There are several metrics that are commonly found on all analytics programs. They count some basic information about your website. If you're going to only follow one or two metrics on your site, you should probably start with these.
Pageviews When you are tracking pageviews, you're tracking one of the most basic elements of your site. How many times have the pages on the site been viewed. A statistics package or analytics tool that doesn't provide this information isn't worth the name. Pageviews doesn't tell you how many people saw your site or give you much information other than how many times the pages were requested from the server.
Tracking pageviews is useful but it can be gamed. It's possible to see your pageviews inflated by automatic processes that really don't represent any type of person seeing your pages. While it might be interesting to know that a spider has hit your site, if your pageviews are not monitored to account for them, you may think your site is more popular than it is. I know of situations where spiders were giving websites double the amount of human traffic. Since all they were tracking were pageviews, that site was severely hurt by an advertiser taking an audit and adjusting those numbers downwards (and the respective pay).
Browsers and Operating Systems Knowing what browsers and operating systems your customers are using is essential to create a site that meets their needs. Most Web analytics packages provide this information as well as pageviews. If you know that most of your readers come to your site on a Macintosh using Opera, then you know you should be testing your site in Opera for the Mac. Even if you don't control the design of the site, knowing the OS and browsers can help improve your content. For instance, if you're writing for a video game site and most of your readers are on a PC, writing about Mac games is not going to interest most of your readers.

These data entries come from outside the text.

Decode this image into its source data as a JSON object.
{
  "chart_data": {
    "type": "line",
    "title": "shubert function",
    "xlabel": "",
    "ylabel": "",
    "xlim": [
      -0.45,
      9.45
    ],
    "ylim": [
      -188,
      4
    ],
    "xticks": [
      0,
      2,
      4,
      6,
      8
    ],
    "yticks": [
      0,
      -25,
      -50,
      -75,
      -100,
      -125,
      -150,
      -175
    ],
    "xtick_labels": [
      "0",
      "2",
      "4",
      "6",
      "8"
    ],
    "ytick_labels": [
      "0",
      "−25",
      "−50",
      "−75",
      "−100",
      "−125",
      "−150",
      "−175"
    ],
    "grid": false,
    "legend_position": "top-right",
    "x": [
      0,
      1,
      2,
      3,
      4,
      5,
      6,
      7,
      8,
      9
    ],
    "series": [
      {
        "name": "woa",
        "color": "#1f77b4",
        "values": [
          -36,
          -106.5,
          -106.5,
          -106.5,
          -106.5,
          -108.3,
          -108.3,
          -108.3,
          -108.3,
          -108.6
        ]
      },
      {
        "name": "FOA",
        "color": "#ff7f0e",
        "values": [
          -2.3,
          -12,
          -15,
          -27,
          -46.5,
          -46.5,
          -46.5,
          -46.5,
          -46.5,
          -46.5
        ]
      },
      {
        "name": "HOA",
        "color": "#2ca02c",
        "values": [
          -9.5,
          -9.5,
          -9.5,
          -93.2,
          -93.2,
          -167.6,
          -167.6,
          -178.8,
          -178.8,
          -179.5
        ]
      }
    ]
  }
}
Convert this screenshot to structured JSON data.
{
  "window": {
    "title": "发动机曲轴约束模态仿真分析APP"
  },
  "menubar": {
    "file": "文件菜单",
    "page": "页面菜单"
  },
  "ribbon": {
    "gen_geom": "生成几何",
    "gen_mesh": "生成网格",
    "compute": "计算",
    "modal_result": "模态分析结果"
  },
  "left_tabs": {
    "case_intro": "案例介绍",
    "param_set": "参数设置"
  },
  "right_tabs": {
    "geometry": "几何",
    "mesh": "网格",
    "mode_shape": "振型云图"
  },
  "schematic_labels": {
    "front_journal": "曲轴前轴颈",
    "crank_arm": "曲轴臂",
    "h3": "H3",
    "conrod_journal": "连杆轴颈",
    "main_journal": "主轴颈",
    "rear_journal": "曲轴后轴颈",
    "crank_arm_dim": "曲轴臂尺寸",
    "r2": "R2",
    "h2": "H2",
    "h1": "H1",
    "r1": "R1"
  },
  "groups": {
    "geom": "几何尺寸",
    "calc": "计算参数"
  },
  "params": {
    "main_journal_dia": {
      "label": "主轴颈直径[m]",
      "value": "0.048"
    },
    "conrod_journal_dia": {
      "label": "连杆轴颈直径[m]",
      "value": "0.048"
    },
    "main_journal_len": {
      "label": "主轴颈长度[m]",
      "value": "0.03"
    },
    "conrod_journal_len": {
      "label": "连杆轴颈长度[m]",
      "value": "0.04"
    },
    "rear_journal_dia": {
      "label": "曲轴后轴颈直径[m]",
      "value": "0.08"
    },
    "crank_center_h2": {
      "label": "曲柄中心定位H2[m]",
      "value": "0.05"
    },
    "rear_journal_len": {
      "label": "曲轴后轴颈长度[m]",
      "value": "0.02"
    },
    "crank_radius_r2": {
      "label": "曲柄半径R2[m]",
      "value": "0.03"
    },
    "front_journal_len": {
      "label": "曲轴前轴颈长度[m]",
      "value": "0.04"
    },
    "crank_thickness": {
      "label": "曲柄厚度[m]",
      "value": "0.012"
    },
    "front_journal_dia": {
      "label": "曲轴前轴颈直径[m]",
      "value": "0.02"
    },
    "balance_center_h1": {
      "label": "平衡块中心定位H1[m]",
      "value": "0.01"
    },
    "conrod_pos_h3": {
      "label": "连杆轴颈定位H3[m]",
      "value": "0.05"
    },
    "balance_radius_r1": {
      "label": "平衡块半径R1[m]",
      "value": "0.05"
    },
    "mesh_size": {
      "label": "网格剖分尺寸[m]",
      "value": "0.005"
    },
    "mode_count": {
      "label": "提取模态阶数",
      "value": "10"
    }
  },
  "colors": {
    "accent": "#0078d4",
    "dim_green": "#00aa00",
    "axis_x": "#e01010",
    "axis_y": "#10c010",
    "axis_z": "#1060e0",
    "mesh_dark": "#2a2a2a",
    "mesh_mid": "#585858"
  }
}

Knowing the browsers and operating systems your customers use can be misleading. For one thing, some browsers send false codes to trick publishers into thinking they are a standards compliant browser when they aren't. It's also possible to block the browser and OS information from being sent, or to send a completely different string. Finally, just because one browser is popular one month doesn't mean it will be the next month.
Referrer Referrer statistics are also very common in Web analytics packages. They tell you where people have come to your site from and what pages link to you. This is a standard item that is tracked in most Web logs. Knowing who is linking to you is a great way to learn how your site is viewed in the Web at large.
The problem with referrer information is that it's not always accurate. Just like with browser and OS, it is possible to send false referrer information to the server. People do this to protect their privacy and spammers do this to try and get more pageviews. Spam of this sort is especially common on sites that publish their logs. But even if you're just using referrers for your own use, you could be giving spammers more pageviews by visiting them.
Who is Coming to Your Site
Visits and visitors Another really interesting metric is to track who is coming to your website. Visits and visitors (also known as users, unique visitors, and uniques) tell you something about the people that are coming to your site. Rather than just knowing a high level number of times your pages have been loaded, visitors tell you whether it was 100 or 1000 people who were doing the loading. Visitors tell you how many unique people are coming to your site, and visits tell you how many times in a specific period they have come.
The problem with visits and visitors is that it's not very exact. Lots of tools use IP address to assign visitor status, but when a customer is using an ISP such as AOL they are on a dynamic IP. This means that if they come to your site today on IP "A", tomorrow they might come on IP "B". This would be tracked as 2 visitors each with 1 visit, even though it was really 1 visitor with 2 visits.
Another way to track visits and visitors is by setting a cookie on their machine. Then every time that cookie arrives and is tracked, you know that the same person has returned to your site. The problem is that many people are afraid of cookies or consider them a violation of privacy. And so they turn them off and refuse to accept them.
The important thing to remember, if you're going to pay attention to visits and visitors, is that it's not an exact number. It' an approximation. So if you're following your visitor numbers, you should watch for trends, not an absolute measure. In other words, set a goal to increase your visitors, but not a goal to get to 4,000 visitors.
Network information (speed, hostnames, locations) Knowing how fast your readers' connections are can go a long way towards creating pages that work for them. You can also use hostname and location information to target information to readers from specific areas of the country or on certain Web hosts.
Geographical location and language Some metrics programs can provide you with information about where your customers are coming from. While we're not yet at the point of having location data and geotagging on all our customers, there is a lot of information available about IP addresses that can be used to pinpoint where a cutomer is coming from. This can be especially interesting if you are targeting an international audience or a specific region of the world. Watching the geographical location in your metrics can help you determine if your campaigns are working.
Geographical data has a lot of the same drawbacks as visits and visitors. It's not automatically encoded into the information sent by a Web browser, and when it is it can be modified. There are metrics companies that specialize just in geographical tracking, but this can get expensive if you want extremely accurate data.